Trump’s Detention Surge Failed to Significantly Increase Removals

David J. Bier

immigrants

President Biden is asking Congress for $13.6 billion to fund border enforcement operations, a significant portion of which will go to Immigration and Customs Enforcement (ICE) to detain more immigrants. This strategy is reminiscent of President Trump’s administration, which also poured resources into ICE detention in 2018 and 2019, but that effort produced very little change in the number of ICE removals—the stated goal for both Trump and Biden.

Figure 1 below shows the daily average population detained by ICE each month and the total removals that month for fiscal years 2015 to 2024 (as of December).
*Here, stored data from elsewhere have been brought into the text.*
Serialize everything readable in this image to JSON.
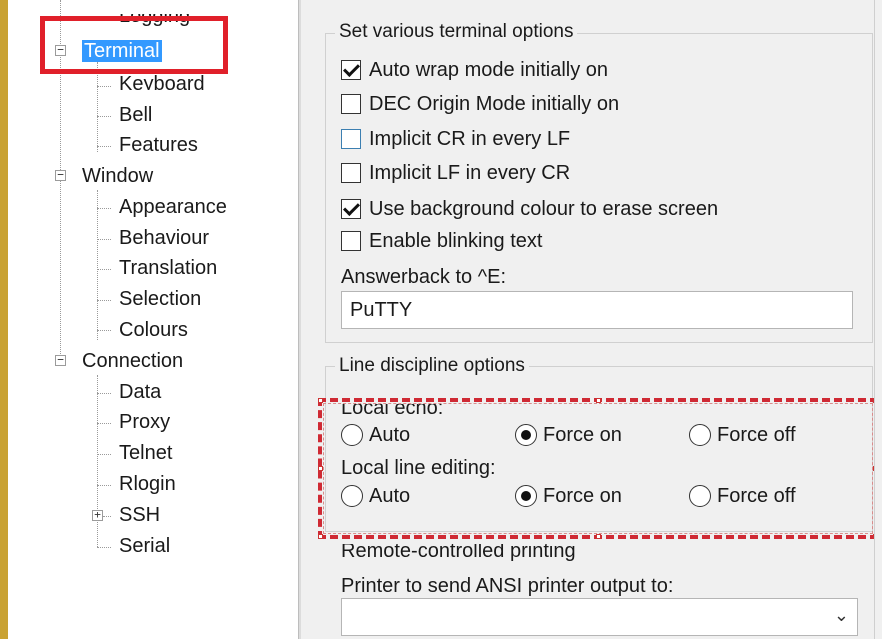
{
  "tree": {
    "items": [
      {
        "label": "Logging"
      },
      {
        "label": "Terminal"
      },
      {
        "label": "Keyboard"
      },
      {
        "label": "Bell"
      },
      {
        "label": "Features"
      },
      {
        "label": "Window"
      },
      {
        "label": "Appearance"
      },
      {
        "label": "Behaviour"
      },
      {
        "label": "Translation"
      },
      {
        "label": "Selection"
      },
      {
        "label": "Colours"
      },
      {
        "label": "Connection"
      },
      {
        "label": "Data"
      },
      {
        "label": "Proxy"
      },
      {
        "label": "Telnet"
      },
      {
        "label": "Rlogin"
      },
      {
        "label": "SSH"
      },
      {
        "label": "Serial"
      }
    ],
    "expander_minus": "−",
    "expander_plus": "+"
  },
  "terminal_options": {
    "title": "Set various terminal options",
    "checkboxes": [
      {
        "label": "Auto wrap mode initially on",
        "checked": true
      },
      {
        "label": "DEC Origin Mode initially on",
        "checked": false
      },
      {
        "label": "Implicit CR in every LF",
        "checked": false
      },
      {
        "label": "Implicit LF in every CR",
        "checked": false
      },
      {
        "label": "Use background colour to erase screen",
        "checked": true
      },
      {
        "label": "Enable blinking text",
        "checked": false
      }
    ],
    "answerback_label": "Answerback to ^E:",
    "answerback_value": "PuTTY"
  },
  "line_discipline": {
    "title": "Line discipline options",
    "local_echo_label": "Local echo:",
    "local_echo_options": [
      "Auto",
      "Force on",
      "Force off"
    ],
    "local_echo_selected": "Force on",
    "local_line_editing_label": "Local line editing:",
    "local_line_editing_options": [
      "Auto",
      "Force on",
      "Force off"
    ],
    "local_line_editing_selected": "Force on"
  },
  "remote_printing": {
    "title": "Remote-controlled printing",
    "printer_label": "Printer to send ANSI printer output to:",
    "printer_value": ""
  },
  "colors": {
    "highlight_red": "#e0202a",
    "selection_blue": "#3399ff"
  }
}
The key period for evaluating the Biden administration proposal is the surge in detention, which resulted in an increase from 24,000 prisoners per day in February 2015 to 55,000 in August 2019.

The average daily detention population grew from 28,449 to 50,165 from FY 2015 to FY 2019, while average monthly removals increased from 19,618 to 22,272.
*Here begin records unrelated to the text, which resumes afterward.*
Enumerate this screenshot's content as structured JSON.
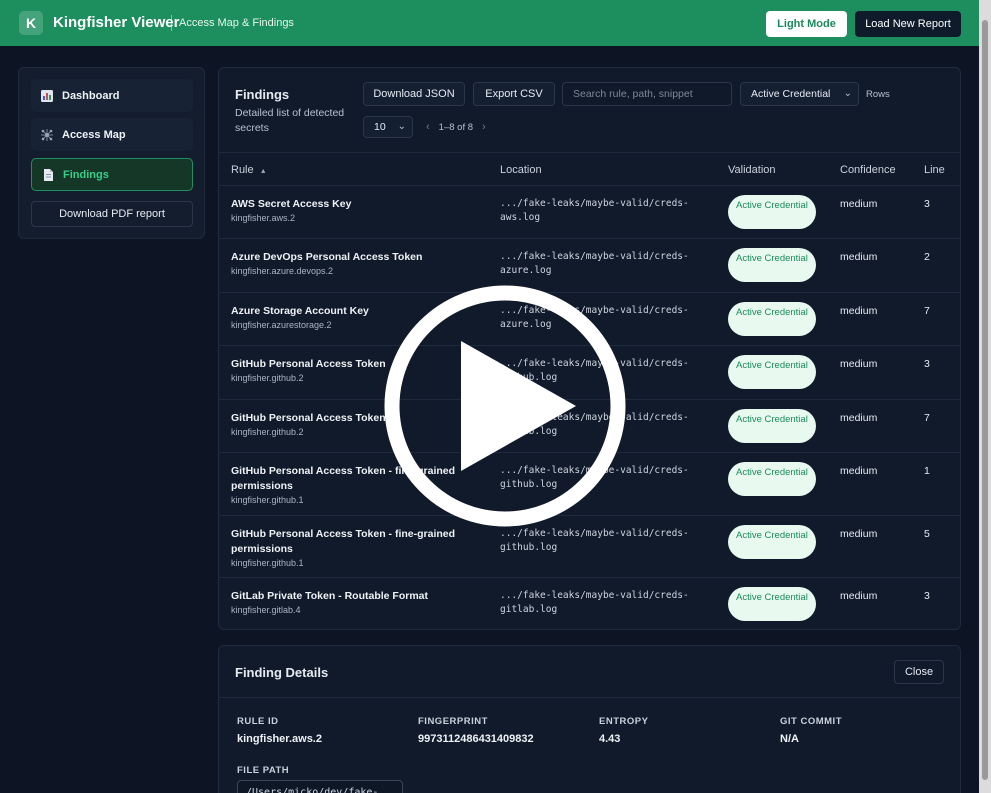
{
  "header": {
    "logo_letter": "K",
    "app_title": "Kingfisher Viewer",
    "subtitle": "Access Map & Findings",
    "light_mode_label": "Light Mode",
    "load_report_label": "Load New Report",
    "brand_color": "#1d8f5f"
  },
  "sidebar": {
    "items": [
      {
        "label": "Dashboard",
        "icon": "bar-chart-icon"
      },
      {
        "label": "Access Map",
        "icon": "network-icon"
      },
      {
        "label": "Findings",
        "icon": "document-icon",
        "active": true
      }
    ],
    "pdf_label": "Download PDF report"
  },
  "findings": {
    "title": "Findings",
    "description": "Detailed list of detected secrets",
    "download_json_label": "Download JSON",
    "export_csv_label": "Export CSV",
    "search_placeholder": "Search rule, path, snippet",
    "filter_value": "Active Credential",
    "rows_label": "Rows",
    "page_size": "10",
    "page_range": "1–8 of 8",
    "columns": {
      "rule": "Rule",
      "location": "Location",
      "validation": "Validation",
      "confidence": "Confidence",
      "line": "Line"
    },
    "sort_indicator": "▲",
    "rows": [
      {
        "name": "AWS Secret Access Key",
        "id": "kingfisher.aws.2",
        "loc": ".../fake-leaks/maybe-valid/creds-\naws.log",
        "validation": "Active Credential",
        "confidence": "medium",
        "line": "3"
      },
      {
        "name": "Azure DevOps Personal Access Token",
        "id": "kingfisher.azure.devops.2",
        "loc": ".../fake-leaks/maybe-valid/creds-\nazure.log",
        "validation": "Active Credential",
        "confidence": "medium",
        "line": "2"
      },
      {
        "name": "Azure Storage Account Key",
        "id": "kingfisher.azurestorage.2",
        "loc": ".../fake-leaks/maybe-valid/creds-\nazure.log",
        "validation": "Active Credential",
        "confidence": "medium",
        "line": "7"
      },
      {
        "name": "GitHub Personal Access Token",
        "id": "kingfisher.github.2",
        "loc": ".../fake-leaks/maybe-valid/creds-\ngithub.log",
        "validation": "Active Credential",
        "confidence": "medium",
        "line": "3"
      },
      {
        "name": "GitHub Personal Access Token",
        "id": "kingfisher.github.2",
        "loc": ".../fake-leaks/maybe-valid/creds-\ngithub.log",
        "validation": "Active Credential",
        "confidence": "medium",
        "line": "7"
      },
      {
        "name": "GitHub Personal Access Token - fine-grained permissions",
        "id": "kingfisher.github.1",
        "loc": ".../fake-leaks/maybe-valid/creds-\ngithub.log",
        "validation": "Active Credential",
        "confidence": "medium",
        "line": "1"
      },
      {
        "name": "GitHub Personal Access Token - fine-grained permissions",
        "id": "kingfisher.github.1",
        "loc": ".../fake-leaks/maybe-valid/creds-\ngithub.log",
        "validation": "Active Credential",
        "confidence": "medium",
        "line": "5"
      },
      {
        "name": "GitLab Private Token - Routable Format",
        "id": "kingfisher.gitlab.4",
        "loc": ".../fake-leaks/maybe-valid/creds-\ngitlab.log",
        "validation": "Active Credential",
        "confidence": "medium",
        "line": "3"
      }
    ]
  },
  "details": {
    "title": "Finding Details",
    "close_label": "Close",
    "fields": [
      {
        "label": "RULE ID",
        "value": "kingfisher.aws.2"
      },
      {
        "label": "FINGERPRINT",
        "value": "9973112486431409832"
      },
      {
        "label": "ENTROPY",
        "value": "4.43"
      },
      {
        "label": "GIT COMMIT",
        "value": "N/A"
      }
    ],
    "file_path_label": "FILE PATH",
    "file_path_value": "/Users/micko/dev/fake-"
  }
}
Annual removals increased by just 31,845 from 2015 to 2019, while the number of people placed in detention for any period during the year increased from 307,482 to 510,854 (Figure 2). In other words, ICE imprisoned about 203,000 more people in 2019 than in 2015, but just 16 percent of those people were actually removed. The dramatic increase in detention primarily resulted in a much higher number of individuals being subjected to periods of imprisonment at a big cost to US taxpayers before being released into the United States.

From FY 2015 to 2019, detention bed capacity grew on an average day by 21,716, while removals for the entire year increased by just 31,845. This implies that one additional detention bed leads to, at the very most, 1.5 additional removals. Yet even this significantly overstates the effect of detention on the marginal case, as ICE typically receives and removes the easiest cases first. Consequently, the ratio of removals to detention beds would certainly decrease as harder cases were subject to detention.
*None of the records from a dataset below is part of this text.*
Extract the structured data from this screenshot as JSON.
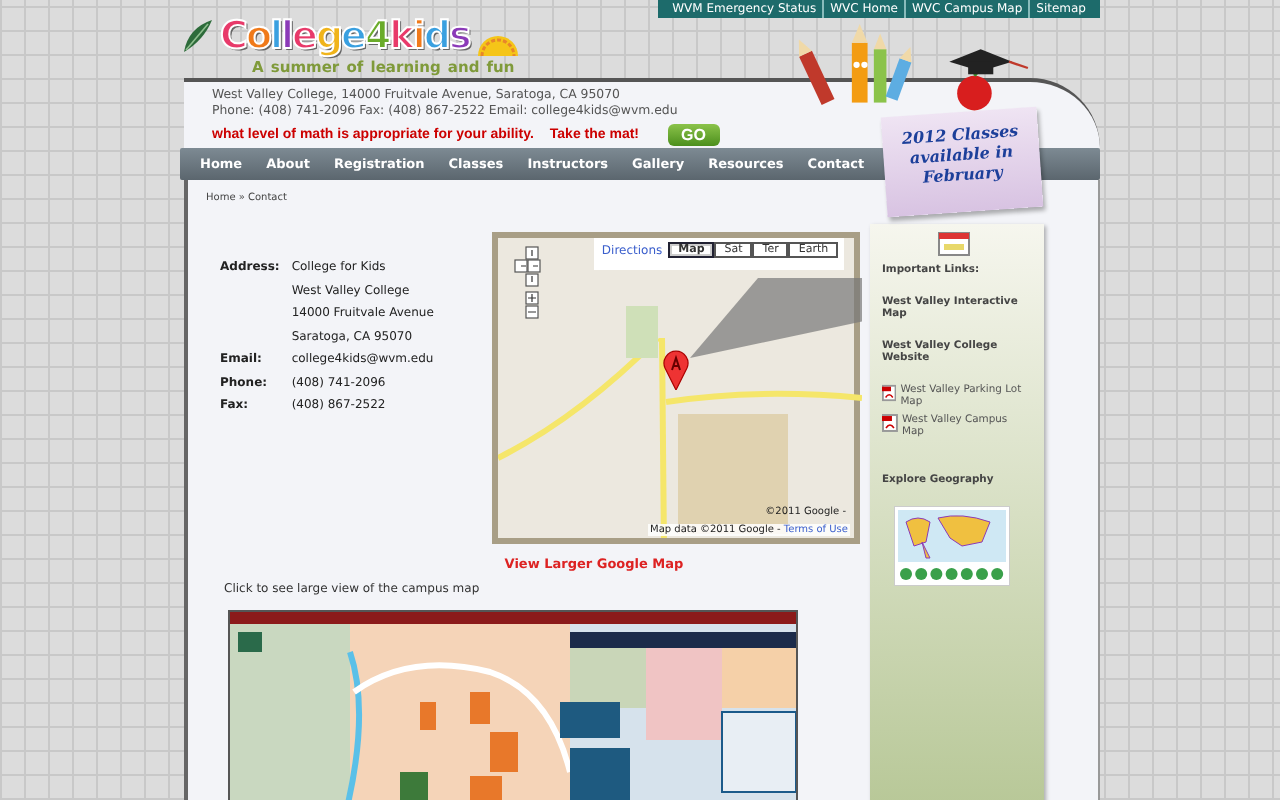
{
  "top_links": [
    "WVM Emergency Status",
    "WVC Home",
    "WVC Campus Map",
    "Sitemap"
  ],
  "header": {
    "logo": "College4kids",
    "tagline": "A summer of learning and fun",
    "address": "West Valley College, 14000 Fruitvale Avenue, Saratoga, CA 95070",
    "contact": "Phone: (408) 741-2096 Fax: (408) 867-2522 Email: college4kids@wvm.edu",
    "promo": "what level of math is appropriate for your ability.",
    "promo_link": "Take the mat!",
    "go_button": "GO"
  },
  "sticky_note": "2012 Classes available in February",
  "nav": [
    "Home",
    "About",
    "Registration",
    "Classes",
    "Instructors",
    "Gallery",
    "Resources",
    "Contact"
  ],
  "breadcrumb": "Home » Contact",
  "contact": [
    {
      "label": "Address:",
      "lines": [
        "College for Kids",
        "West Valley College",
        "14000 Fruitvale Avenue",
        "Saratoga, CA 95070"
      ]
    },
    {
      "label": "Email:",
      "lines": [
        "college4kids@wvm.edu"
      ]
    },
    {
      "label": "Phone:",
      "lines": [
        "(408) 741-2096"
      ]
    },
    {
      "label": "Fax:",
      "lines": [
        "(408) 867-2522"
      ]
    }
  ],
  "map": {
    "directions": "Directions",
    "map_types": [
      {
        "label": "Map",
        "selected": true
      },
      {
        "label": "Sat",
        "selected": false
      },
      {
        "label": "Ter",
        "selected": false
      },
      {
        "label": "Earth",
        "selected": false
      }
    ],
    "copyright": "©2011 Google -",
    "attribution": "Map data ©2011 Google -",
    "terms": "Terms of Use"
  },
  "view_larger": "View Larger Google Map",
  "campus_caption": "Click to see large view of the campus map",
  "sidebar": {
    "heading": "Important Links:",
    "links": [
      {
        "label": "West Valley Interactive Map",
        "kind": "text"
      },
      {
        "label": "West Valley College Website",
        "kind": "text"
      },
      {
        "label": "West Valley Parking Lot Map",
        "kind": "pdf"
      },
      {
        "label": "West Valley Campus Map",
        "kind": "pdf"
      }
    ],
    "geo_heading": "Explore Geography"
  }
}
For this reason, it is reasonable to assume that ICE will need at least one bed for each additional removal it hopes to carry out. Border Patrol is on pace to release about 1.5 million people in FY 2024, so ICE will likely need at least 1.5 million detention beds. ICE spends, on average, $157.20 per day on each bed it maintains for detention, but ICE is not detaining any families, and family detention is about twice as expensive.

With families and children composing about half of Border Patrol arrests, we can assume that the 1.5 million additional beds would come in at a rate of about $129 billion per year, 16 times ICE’s total annual budget.

In fact, President Biden is proposing to increase ICE detention by only 9,000 beds, from the current 37,000 to 46,000. The federal government should detain and deport individuals who pose national security and public safety threats to the United States, but it should not spend taxpayer dollars on useless anti‐​immigrant theater. Moreover, the Department of Homeland Security’s Office for Civil Rights and Civil Liberties has found that ICE detention sites routinely mistreat their detainees in ways that are “barbaric,” and there is no reason to expose anyone unnecessarily to this type of treatment.

A more effective approach to address the border issue is to facilitate legal immigration: let people come legally. This approach has been demonstrated to work, would reduce government expenditures, and make the immigration process more orderly.